The accounts of the voyage show there was a significant outlay on beer: five tons came from the queen’s own stocks. Chancellor also purchased three hogsheads—about 160 gallons—of aqua vitae, a distilled wine. The record is sketchy on what foodstuffs were bought for the expedition, but they would have included enough beef or pork for four days per week, stockfish for three days, as well as ship’s biscuit (every day), peas (four days), and cheese and butter (three days)—amounts that were typical on later expeditions.49

Also, Lok and company invested in the general welfare of the sailors. Although the basic living conditions were spartan—only Frobisher had his own cabin and well-upholstered bed—the company hired a French surgeon to look after the crew’s health, providing him with a large chest filled with some exotic medicines supplied by a London apothecary. There was ambra grisi oriental, which, according to one modern expert, was “a wax-like substance from the sperm whale’s intestine found floating in the Indian ocean” and used as a stimulant. There were several laxatives—such as myrobboralia chebue bellerichi—and a remedy for diarrhea—boli oriental. For the treatment of venereal disease, there was argenti viti—quicksilver or mercury, administered as an ointment.
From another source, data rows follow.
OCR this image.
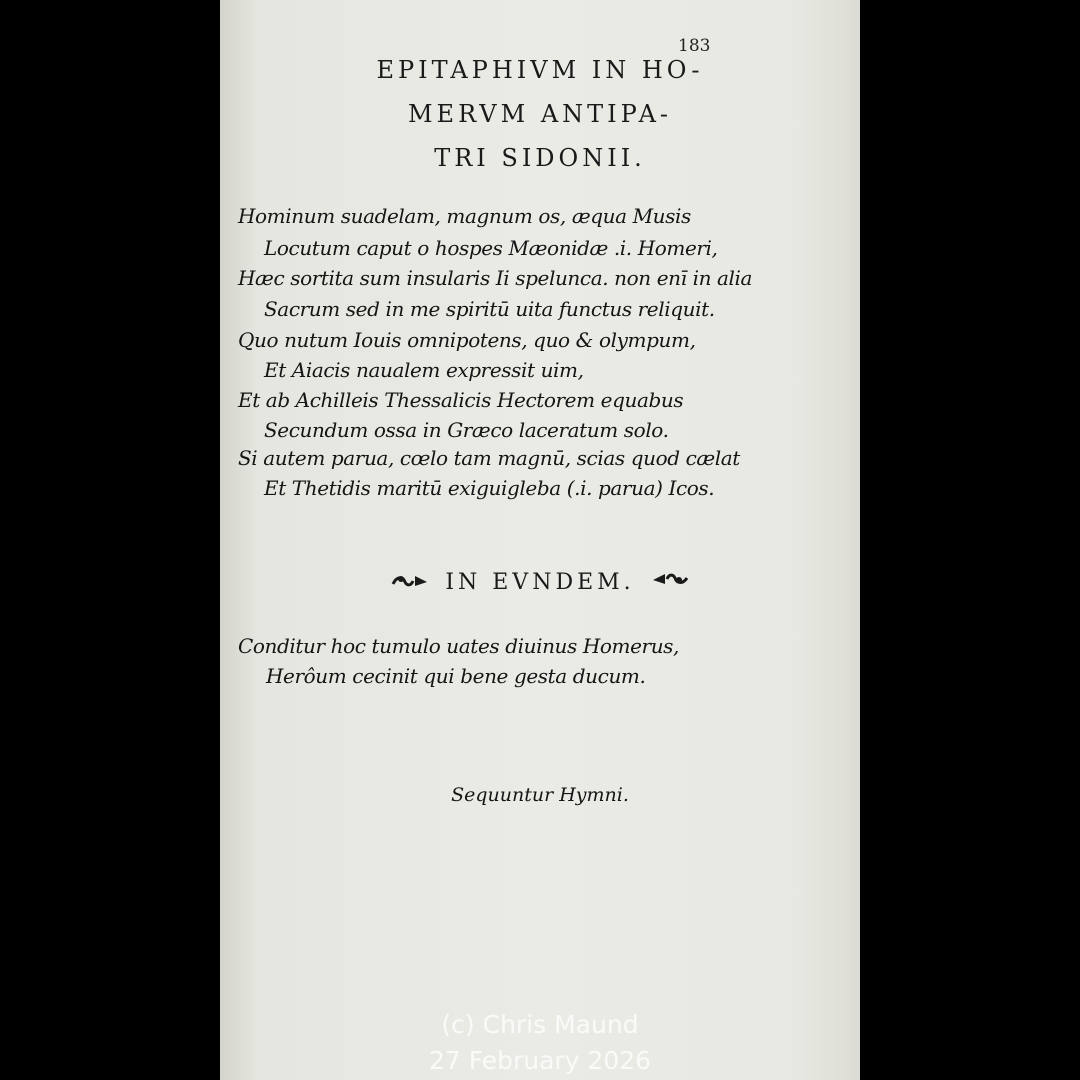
183
EPITAPHIVM IN HO-
MERVM ANTIPA-
TRI SIDONII.
Hominum suadelam, magnum os, æqua Musis
Locutum caput o hospes Mæonidæ .i. Homeri,
Hæc sortita sum insularis Ii spelunca. non enī in alia
Sacrum sed in me spiritū uita functus reliquit.
Quo nutum Iouis omnipotens, quo & olympum,
Et Aiacis naualem expressit uim,
Et ab Achilleis Thessalicis Hectorem equabus
Secundum ossa in Græco laceratum solo.
Si autem parua, cœlo tam magnū, scias quod cælat
Et Thetidis maritū exiguigleba (.i. parua) Icos.
IN EVNDEM.
Conditur hoc tumulo uates diuinus Homerus,
Herôum cecinit qui bene gesta ducum.
Sequuntur Hymni.
(c) Chris Maund
27 February 2026
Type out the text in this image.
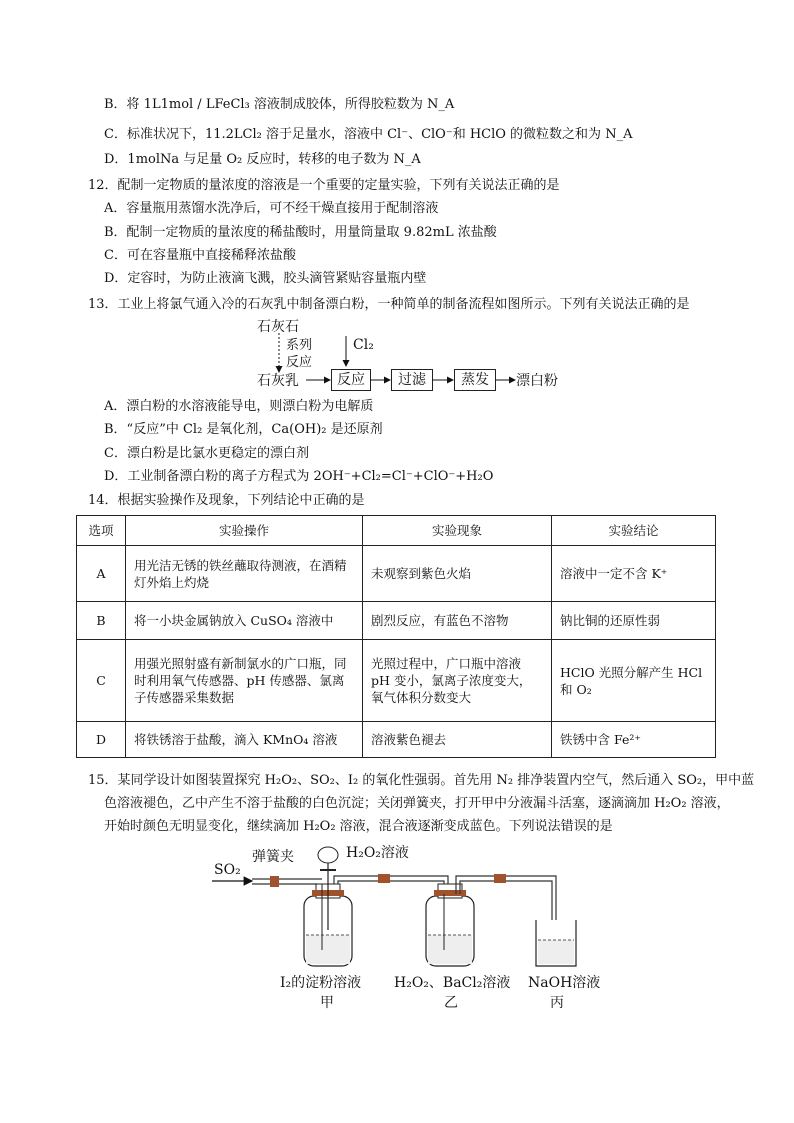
B．将 1L1mol / LFeCl₃ 溶液制成胶体，所得胶粒数为 N_A
C．标准状况下，11.2LCl₂ 溶于足量水，溶液中 Cl⁻、ClO⁻和 HClO 的微粒数之和为 N_A
D．1molNa 与足量 O₂ 反应时，转移的电子数为 N_A
12．配制一定物质的量浓度的溶液是一个重要的定量实验，下列有关说法正确的是
A．容量瓶用蒸馏水洗净后，可不经干燥直接用于配制溶液
B．配制一定物质的量浓度的稀盐酸时，用量筒量取 9.82mL 浓盐酸
C．可在容量瓶中直接稀释浓盐酸
D．定容时，为防止液滴飞溅，胶头滴管紧贴容量瓶内壁
13．工业上将氯气通入冷的石灰乳中制备漂白粉，一种简单的制备流程如图所示。下列有关说法正确的是
石灰石
系列
反应
Cl₂
石灰乳	反应	过滤	蒸发	漂白粉
A．漂白粉的水溶液能导电，则漂白粉为电解质
B．“反应”中 Cl₂ 是氧化剂，Ca(OH)₂ 是还原剂
C．漂白粉是比氯水更稳定的漂白剂
D．工业制备漂白粉的离子方程式为 2OH⁻+Cl₂=Cl⁻+ClO⁻+H₂O
14．根据实验操作及现象，下列结论中正确的是
选项	实验操作	实验现象	实验结论
A	用光洁无锈的铁丝蘸取待测液，在酒精灯外焰上灼烧	未观察到紫色火焰	溶液中一定不含 K⁺
B	将一小块金属钠放入 CuSO₄ 溶液中	剧烈反应，有蓝色不溶物	钠比铜的还原性弱
C	用强光照射盛有新制氯水的广口瓶，同时利用氧气传感器、pH 传感器、氯离子传感器采集数据	光照过程中，广口瓶中溶液 pH 变小，氯离子浓度变大，氧气体积分数变大	HClO 光照分解产生 HCl 和 O₂
D	将铁锈溶于盐酸，滴入 KMnO₄ 溶液	溶液紫色褪去	铁锈中含 Fe²⁺
15．某同学设计如图装置探究 H₂O₂、SO₂、I₂ 的氧化性强弱。首先用 N₂ 排净装置内空气，然后通入 SO₂，甲中蓝
色溶液褪色，乙中产生不溶于盐酸的白色沉淀；关闭弹簧夹，打开甲中分液漏斗活塞，逐滴滴加 H₂O₂ 溶液，
开始时颜色无明显变化，继续滴加 H₂O₂ 溶液，混合液逐渐变成蓝色。下列说法错误的是
SO₂
弹簧夹	H₂O₂溶液
I₂的淀粉溶液
甲
H₂O₂、BaCl₂溶液
乙
NaOH溶液
丙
Another strange drug was castorum, which was taken from the anal glands of beavers and used to counter the rancorous odor from gangrenous limbs.50

As Edmund Hogan wooed investors and Nicholas Chancellor gathered the victuals, Lok considered the navigational requirements of the voyage itself. He realized that Frobisher and Hall, the second-in-command, did not have sufficient understanding of the latest navigational thinking. For all of Frobisher’s conviction and persuasive bluster, it had been obvious during his meeting with the Muscovy Company that he did not have a clear understanding of the route his ships would take. This would need to be addressed, and Lok knew just the man to help.
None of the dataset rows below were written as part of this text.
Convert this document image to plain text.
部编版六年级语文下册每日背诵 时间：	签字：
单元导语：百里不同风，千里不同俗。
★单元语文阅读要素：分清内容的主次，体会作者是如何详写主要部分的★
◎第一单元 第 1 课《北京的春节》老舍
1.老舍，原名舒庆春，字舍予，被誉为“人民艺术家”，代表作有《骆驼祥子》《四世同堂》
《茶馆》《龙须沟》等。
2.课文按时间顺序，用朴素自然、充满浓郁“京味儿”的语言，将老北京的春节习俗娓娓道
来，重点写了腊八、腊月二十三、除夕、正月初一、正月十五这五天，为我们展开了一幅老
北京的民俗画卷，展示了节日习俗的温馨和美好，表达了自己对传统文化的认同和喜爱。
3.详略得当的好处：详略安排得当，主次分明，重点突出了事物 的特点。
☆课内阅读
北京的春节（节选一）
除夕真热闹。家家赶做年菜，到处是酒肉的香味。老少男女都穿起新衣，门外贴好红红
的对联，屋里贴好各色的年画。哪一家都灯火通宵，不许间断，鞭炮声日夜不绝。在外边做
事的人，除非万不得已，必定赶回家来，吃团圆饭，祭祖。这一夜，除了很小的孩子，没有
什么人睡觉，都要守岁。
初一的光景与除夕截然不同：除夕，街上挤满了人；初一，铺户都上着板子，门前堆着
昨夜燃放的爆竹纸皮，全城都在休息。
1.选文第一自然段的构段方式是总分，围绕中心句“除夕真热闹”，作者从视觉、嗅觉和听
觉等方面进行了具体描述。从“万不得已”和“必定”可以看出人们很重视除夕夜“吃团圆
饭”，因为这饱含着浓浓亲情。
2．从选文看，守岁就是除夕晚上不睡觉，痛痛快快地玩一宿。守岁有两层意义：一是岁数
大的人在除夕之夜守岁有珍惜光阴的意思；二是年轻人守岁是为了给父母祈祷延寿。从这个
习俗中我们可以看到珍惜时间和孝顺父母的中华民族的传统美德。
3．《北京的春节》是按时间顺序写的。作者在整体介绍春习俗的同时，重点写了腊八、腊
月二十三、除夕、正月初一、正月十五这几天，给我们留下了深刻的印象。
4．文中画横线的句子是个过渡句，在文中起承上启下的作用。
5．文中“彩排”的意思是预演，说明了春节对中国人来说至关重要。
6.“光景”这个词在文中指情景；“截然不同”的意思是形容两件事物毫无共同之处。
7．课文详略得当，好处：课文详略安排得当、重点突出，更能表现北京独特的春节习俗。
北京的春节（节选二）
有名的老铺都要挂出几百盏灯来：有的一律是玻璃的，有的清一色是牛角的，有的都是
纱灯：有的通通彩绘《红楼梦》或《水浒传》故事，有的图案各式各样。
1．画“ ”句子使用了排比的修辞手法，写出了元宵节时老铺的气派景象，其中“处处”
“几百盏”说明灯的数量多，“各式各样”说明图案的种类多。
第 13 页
In May 1576, with about two weeks to go before the planned departure, John Dee, the queen’s astrologer and longtime cosmographer for the Muscovy Company, had approached Lok, “desiring to know of the reasons” for their enterprise. When he learned what was planned, Dee offered his services. Lok accepted the offer and invited him to his house, along with Frobisher, Hall, and William Borough.51 There, as Lok recalled, “I laid before [them] my books and authors, my cards [charts] and instruments, and my notes thereof made in writing.” These he had assembled over a period of twenty years, spending around five hundred pounds—a significant financial commitment.52

In the days before departure, Dee met with Frobisher and Hall at Muscovy House and put them through a crash course “on geometry and cosmography” and the Northwest Passage. During his tutorials, he referred his pupils to a “great map universal,” which had been purchased for the expedition’s library of books and charts for one pound, six shillings, and eight pence: this was the world map of his old friend Gerard Mercator, published seven years earlier. Also, he provided them with Abraham Ortelius’s Theatrum Orbis Terrarum, or “The Theatre of the Lands of the World,” the world’s first recognizably modern atlas, which had been published in 1570.*

With this intense tutoring from Dee, as well as the benefit of pioneering marine technology, boatbuilding, and medical knowledge, Frobisher was the best prepared captain that England had ever put to sea—despite the budgetary constraints. Yet for all their preparation and planning, Frobisher and his crew of thirty-four were still venturing into the unknown as they weighed anchor from Ratcliffe, in a protected loop of the Thames, on June 7, 1576.